Grok (mis-)counting letters again
« previous post |
In a comment on "AI counting again" (12/20/2024), Matt F asked "Given the misspelling of ‘When’, I wonder how many ‘h’s the software would find in that sentence."
So I tried it — and the results are even more spectacularly wrong than Grok's pitiful attempt to count instances of 'e', where the correct count is 50 but Grok answered "21".
The correct answer is actually not 4, but 27. Here's the output of my little letter-counting-and-superscripting program:
Wh1en in th2e Course of h3uman events, it becomes necessary for one people to dissolve th4e political bands wh5ich6 h7ave connected th8em with9 anoth10er, and to assume among th11e powers of th12e earth13, th14e separate and equal station to wh15ich16 th17e Laws of Nature and of Nature's God entitle th18em, a decent respect to th19e opinions of mankind requires th20at th21ey sh22ould declare th23e causes wh24ich25 impel th26em to th27e separation.
Obviously, counting letters is not a key criterion of intelligence — but it's an easy thing for a computer program to do, and for an allegedly intelligent computer program to confidently state a false count is not exactly evidence of intellectual brilliance.
Update — RFP asks in the comments:
“How many instances of the letter ‘h’ are there in that sentence?” happens to contain 4 instances of the letter ‘h.’
Could that be part of the problem? Is Grok counting the right number of letters in this case—but from the wrong sentence?
(Assuming that a capital ‘h’ merits inclusion in the count…)
Maybe, if Grok is just counting lower-case instances of 'h' — but asking again, more explicitly, just gets a different wrong answer, namely "17" instead of 27:
[…leaving out some of the (partly correct) word listing…]
Update 2 — Apparently Grok can't count words either:
There are actually 9 instances of "the" in that sentence. And sometimes Grok over-counts rather than under-counting:
There are actually 5 instances of "of" in that sentence.
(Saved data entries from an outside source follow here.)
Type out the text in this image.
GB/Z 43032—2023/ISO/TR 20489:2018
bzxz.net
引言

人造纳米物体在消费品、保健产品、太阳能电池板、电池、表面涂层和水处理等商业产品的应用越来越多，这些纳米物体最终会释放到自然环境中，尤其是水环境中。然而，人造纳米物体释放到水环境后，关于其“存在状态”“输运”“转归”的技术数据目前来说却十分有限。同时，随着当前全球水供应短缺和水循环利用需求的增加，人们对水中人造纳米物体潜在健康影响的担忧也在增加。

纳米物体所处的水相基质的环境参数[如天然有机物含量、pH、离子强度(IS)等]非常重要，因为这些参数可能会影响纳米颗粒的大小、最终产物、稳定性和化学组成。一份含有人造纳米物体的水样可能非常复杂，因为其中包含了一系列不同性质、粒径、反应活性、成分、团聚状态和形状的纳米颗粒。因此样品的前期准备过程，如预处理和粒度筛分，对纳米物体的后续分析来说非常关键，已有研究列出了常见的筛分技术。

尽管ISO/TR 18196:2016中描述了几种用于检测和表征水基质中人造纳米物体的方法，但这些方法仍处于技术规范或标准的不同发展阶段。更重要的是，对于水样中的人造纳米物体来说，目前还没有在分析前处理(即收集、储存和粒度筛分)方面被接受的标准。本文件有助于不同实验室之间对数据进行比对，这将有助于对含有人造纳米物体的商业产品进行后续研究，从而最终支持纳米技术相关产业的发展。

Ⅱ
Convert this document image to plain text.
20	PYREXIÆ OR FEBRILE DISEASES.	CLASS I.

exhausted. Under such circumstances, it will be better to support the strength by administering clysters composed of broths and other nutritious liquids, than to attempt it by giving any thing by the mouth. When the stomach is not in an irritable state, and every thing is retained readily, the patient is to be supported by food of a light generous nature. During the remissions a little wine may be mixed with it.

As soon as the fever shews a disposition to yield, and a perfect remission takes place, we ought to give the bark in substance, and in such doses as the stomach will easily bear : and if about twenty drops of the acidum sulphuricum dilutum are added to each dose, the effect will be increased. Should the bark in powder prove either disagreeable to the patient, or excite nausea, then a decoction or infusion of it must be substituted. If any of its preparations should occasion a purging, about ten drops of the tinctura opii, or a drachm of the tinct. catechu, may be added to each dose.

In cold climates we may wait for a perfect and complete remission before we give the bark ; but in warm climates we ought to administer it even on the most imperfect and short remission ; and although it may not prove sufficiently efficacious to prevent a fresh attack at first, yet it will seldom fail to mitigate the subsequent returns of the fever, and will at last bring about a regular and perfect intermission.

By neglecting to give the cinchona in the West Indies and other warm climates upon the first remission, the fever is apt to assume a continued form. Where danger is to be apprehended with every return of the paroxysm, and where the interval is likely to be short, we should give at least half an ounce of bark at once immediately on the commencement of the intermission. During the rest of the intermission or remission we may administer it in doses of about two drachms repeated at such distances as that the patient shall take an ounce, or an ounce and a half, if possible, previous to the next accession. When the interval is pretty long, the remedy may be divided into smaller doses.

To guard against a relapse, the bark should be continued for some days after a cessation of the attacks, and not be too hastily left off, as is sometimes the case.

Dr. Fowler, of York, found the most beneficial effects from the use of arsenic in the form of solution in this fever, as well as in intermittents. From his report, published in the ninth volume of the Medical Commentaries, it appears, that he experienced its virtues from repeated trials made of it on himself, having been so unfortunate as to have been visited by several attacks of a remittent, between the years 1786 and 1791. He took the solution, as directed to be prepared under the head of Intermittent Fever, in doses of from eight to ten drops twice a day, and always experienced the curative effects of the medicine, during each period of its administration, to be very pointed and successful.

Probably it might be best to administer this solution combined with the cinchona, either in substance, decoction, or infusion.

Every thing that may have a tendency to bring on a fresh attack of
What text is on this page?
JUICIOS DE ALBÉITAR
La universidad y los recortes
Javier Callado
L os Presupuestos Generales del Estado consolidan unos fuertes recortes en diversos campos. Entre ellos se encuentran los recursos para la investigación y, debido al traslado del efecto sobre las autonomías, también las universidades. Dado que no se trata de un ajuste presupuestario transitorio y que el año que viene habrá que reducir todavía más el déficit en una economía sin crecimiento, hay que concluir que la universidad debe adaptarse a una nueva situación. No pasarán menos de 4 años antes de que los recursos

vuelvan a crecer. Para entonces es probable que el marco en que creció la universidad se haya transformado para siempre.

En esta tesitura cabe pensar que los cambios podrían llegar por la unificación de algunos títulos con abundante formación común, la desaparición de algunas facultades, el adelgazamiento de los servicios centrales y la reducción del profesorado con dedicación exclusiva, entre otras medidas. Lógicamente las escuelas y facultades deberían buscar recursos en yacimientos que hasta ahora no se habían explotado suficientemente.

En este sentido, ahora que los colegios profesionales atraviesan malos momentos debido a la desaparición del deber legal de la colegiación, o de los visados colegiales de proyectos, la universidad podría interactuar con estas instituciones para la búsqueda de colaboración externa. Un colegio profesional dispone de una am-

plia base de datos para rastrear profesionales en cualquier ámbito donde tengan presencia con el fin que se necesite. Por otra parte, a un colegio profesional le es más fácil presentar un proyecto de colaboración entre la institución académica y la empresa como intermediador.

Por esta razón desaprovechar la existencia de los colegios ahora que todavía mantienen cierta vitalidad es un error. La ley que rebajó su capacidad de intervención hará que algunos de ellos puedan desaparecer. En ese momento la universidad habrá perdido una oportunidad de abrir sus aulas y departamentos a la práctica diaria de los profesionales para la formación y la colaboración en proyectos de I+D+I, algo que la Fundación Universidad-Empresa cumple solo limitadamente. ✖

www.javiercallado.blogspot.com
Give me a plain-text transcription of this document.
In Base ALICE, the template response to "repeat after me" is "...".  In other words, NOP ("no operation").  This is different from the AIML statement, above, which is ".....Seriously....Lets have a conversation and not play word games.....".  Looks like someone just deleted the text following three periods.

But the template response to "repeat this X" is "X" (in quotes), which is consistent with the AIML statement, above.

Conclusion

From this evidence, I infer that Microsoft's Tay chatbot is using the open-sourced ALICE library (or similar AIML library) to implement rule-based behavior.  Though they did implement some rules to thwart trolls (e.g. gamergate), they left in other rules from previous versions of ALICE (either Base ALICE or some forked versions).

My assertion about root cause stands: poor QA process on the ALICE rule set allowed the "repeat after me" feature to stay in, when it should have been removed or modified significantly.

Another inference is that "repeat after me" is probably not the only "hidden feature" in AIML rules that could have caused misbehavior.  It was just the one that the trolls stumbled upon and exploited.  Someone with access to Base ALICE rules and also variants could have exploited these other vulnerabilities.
All this leads me to wonder, again, what's going on. Is this a consequence of weird string tokenization methods? Or are these systems just making up a plausible-seeming answer by contextual LLM word-hacking? Or both? Or both and more?
RfP said,
December 23, 2024 @ 2:26 pm
“How many instances of the letter ‘h’ are there in that sentence?” happens to contain 4 instances of the letter ‘h.’
Could that be part of the problem? Is Grok counting the right number of letters in this case—but from the wrong sentence?
RfP said,
December 23, 2024 @ 2:31 pm
(Assuming that a capital ‘h’ merits inclusion in the count…)
Philip Taylor said,
December 23, 2024 @ 2:35 pm
I make it five, RfP : “H$^{1}$ow many instances of th$^{2}$e letter ‘h$^{3}$’ are t$^{4}$ere in th$^{5}$at sentence?”
RfP said,
December 23, 2024 @ 2:47 pm
You’re right, Philip!
And that would only seem to heighten the possibility that Grok mismatched the sentences, as I’d have assumed that it could conceivably categorize ‘H’ as a completely different letter. I was actually kind of disappointed that I had to rely on the capital letter.
Thanks for noticing that.
Daniel Barkalow said,
December 23, 2024 @ 5:53 pm
I think the problem with having an AI system use a program to accurately count letters or otherwise do math is that the LLM doesn't have a model of participants in a conversation performing tasks other than participating in the conversation. There's nothing in the training data that would indicate that a participant did something non-linguistic, got a result, and incorporated the result into their response. An LLM can respond appropriately to being invited to a party that someone in the LLM's position in the interaction would agree to go to, but it's not going to actually show up to the party. Similarly, it can talk like someone who used a program to count letters in a text, but it can't actually do that.